Regardless of what weight loss program you're interested in, Weight Watchers, Jenny Craig, Boflex, or any of the others, all of them work on one
infallible principle: if you burn more calories than you take in, you're going to lose weight. It's that simple. The hit-and-miss television
show The Biggest Looser highlighted this idea, dispelling the fantasy of the before and after photos presented in the weight loss ads of
overweight housewives or beer-bellied husbands dropping a hundred pounds in a few weeks. It just isn't true, which the little disclaimer at the
bottom of the screen, "results not typical," hints at.

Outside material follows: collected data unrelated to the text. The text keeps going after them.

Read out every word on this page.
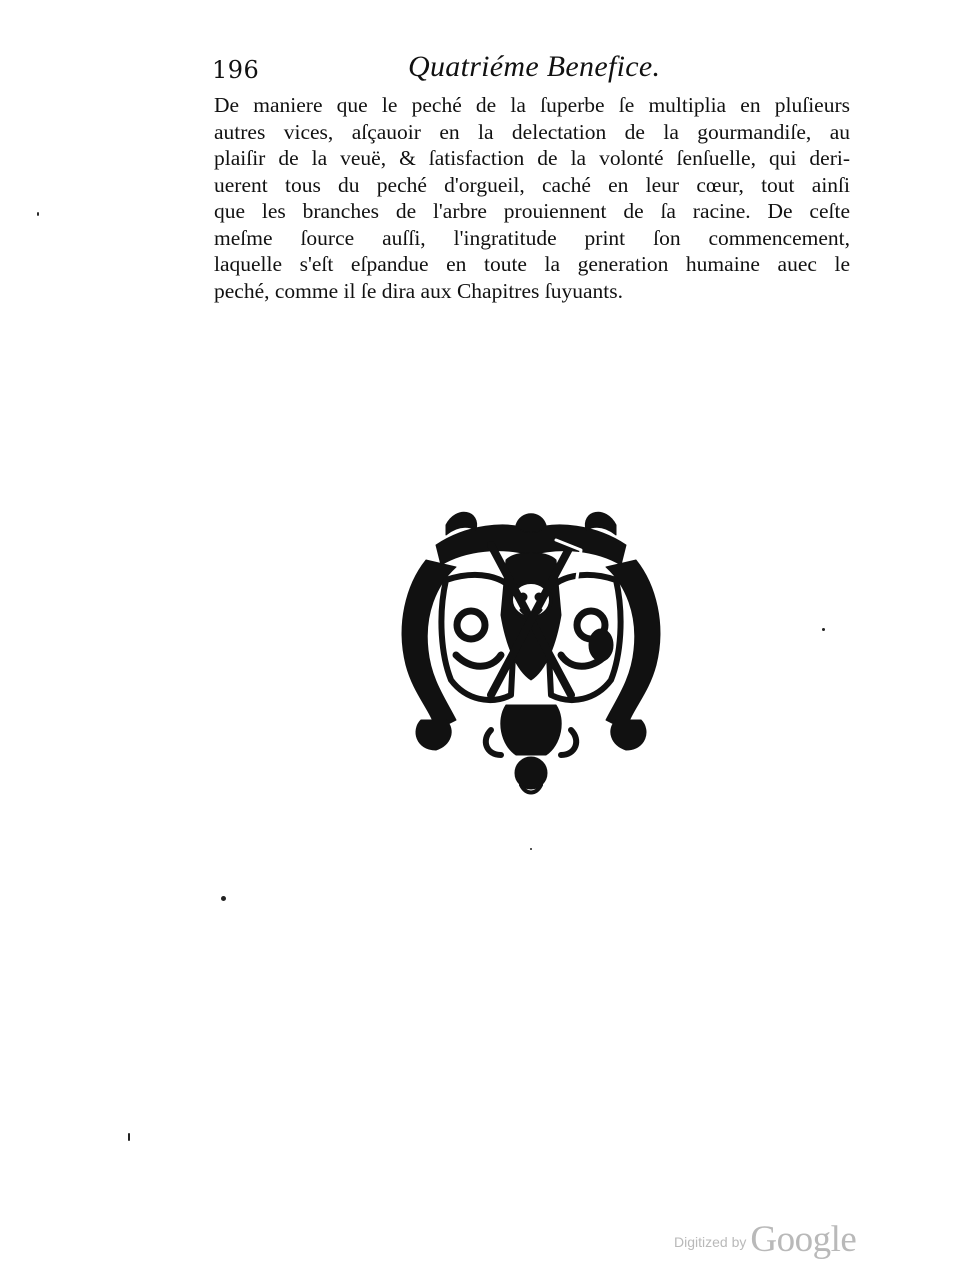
196	Quatriéme Benefice.
De maniere que le peché de la ſuperbe ſe multiplia en pluſieurs
autres vices, aſçauoir en la delectation de la gourmandiſe, au
plaiſir de la veuë, & ſatisfaction de la volonté ſenſuelle, qui deri-
uerent tous du peché d'orgueil, caché en leur cœur, tout ainſi
que les branches de l'arbre prouiennent de ſa racine. De ceſte
meſme ſource auſſi, l'ingratitude print ſon commencement,
laquelle s'eſt eſpandue en toute la generation humaine auec le
peché, comme il ſe dira aux Chapitres ſuyuants.
Digitized by Google
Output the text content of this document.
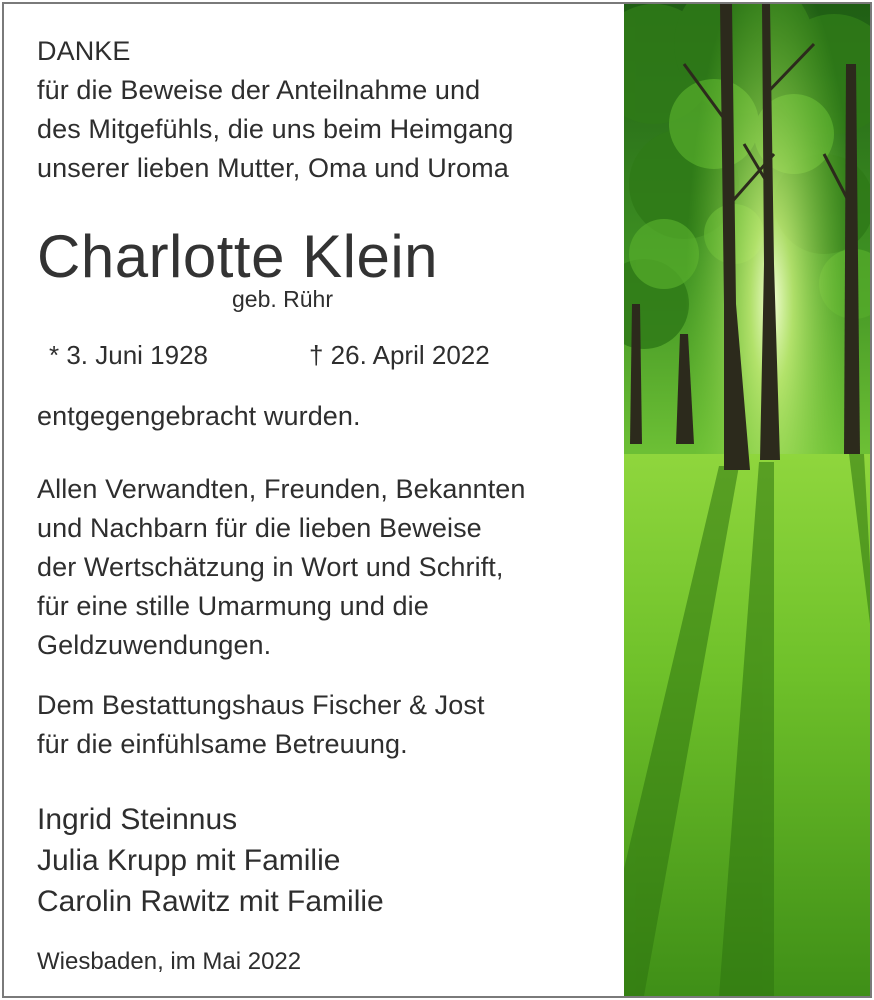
DANKE
für die Beweise der Anteilnahme und
des Mitgefühls, die uns beim Heimgang
unserer lieben Mutter, Oma und Uroma
Charlotte Klein
geb. Rühr
* 3. Juni 1928	† 26. April 2022
entgegengebracht wurden.
Allen Verwandten, Freunden, Bekannten
und Nachbarn für die lieben Beweise
der Wertschätzung in Wort und Schrift,
für eine stille Umarmung und die
Geldzuwendungen.
Dem Bestattungshaus Fischer & Jost
für die einfühlsame Betreuung.
Ingrid Steinnus
Julia Krupp mit Familie
Carolin Rawitz mit Familie
Wiesbaden, im Mai 2022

This isn't to say that Jenny Craig and her contemporaries are completely off base. Both Jenny Craig and Weight Watchers endeavor to help you
lose weight by offering you pre-determined portions of food which, in turn, limits the number of calories you eat every day. If you were paying
attention you could exhibit this sort of self-control on your own, but it's admittedly easier to allow someone else to do the number and
calorie-crunching. However, if you remember, diet is only part of the equation. If you're still eating more calories than you're burning,
you're going to keep gaining weight. So go move around for awhile. "Exercise" doesn't have to be lifting weights at the gym, it can be walking
your dog around the block a few more times or biking back and forth to work a few days a week. Go for a walk in the woods or jump rope for
twenty minutes every day; whatever you do, if you burn more calories than you eat, you'll begin to see the pounds fade away.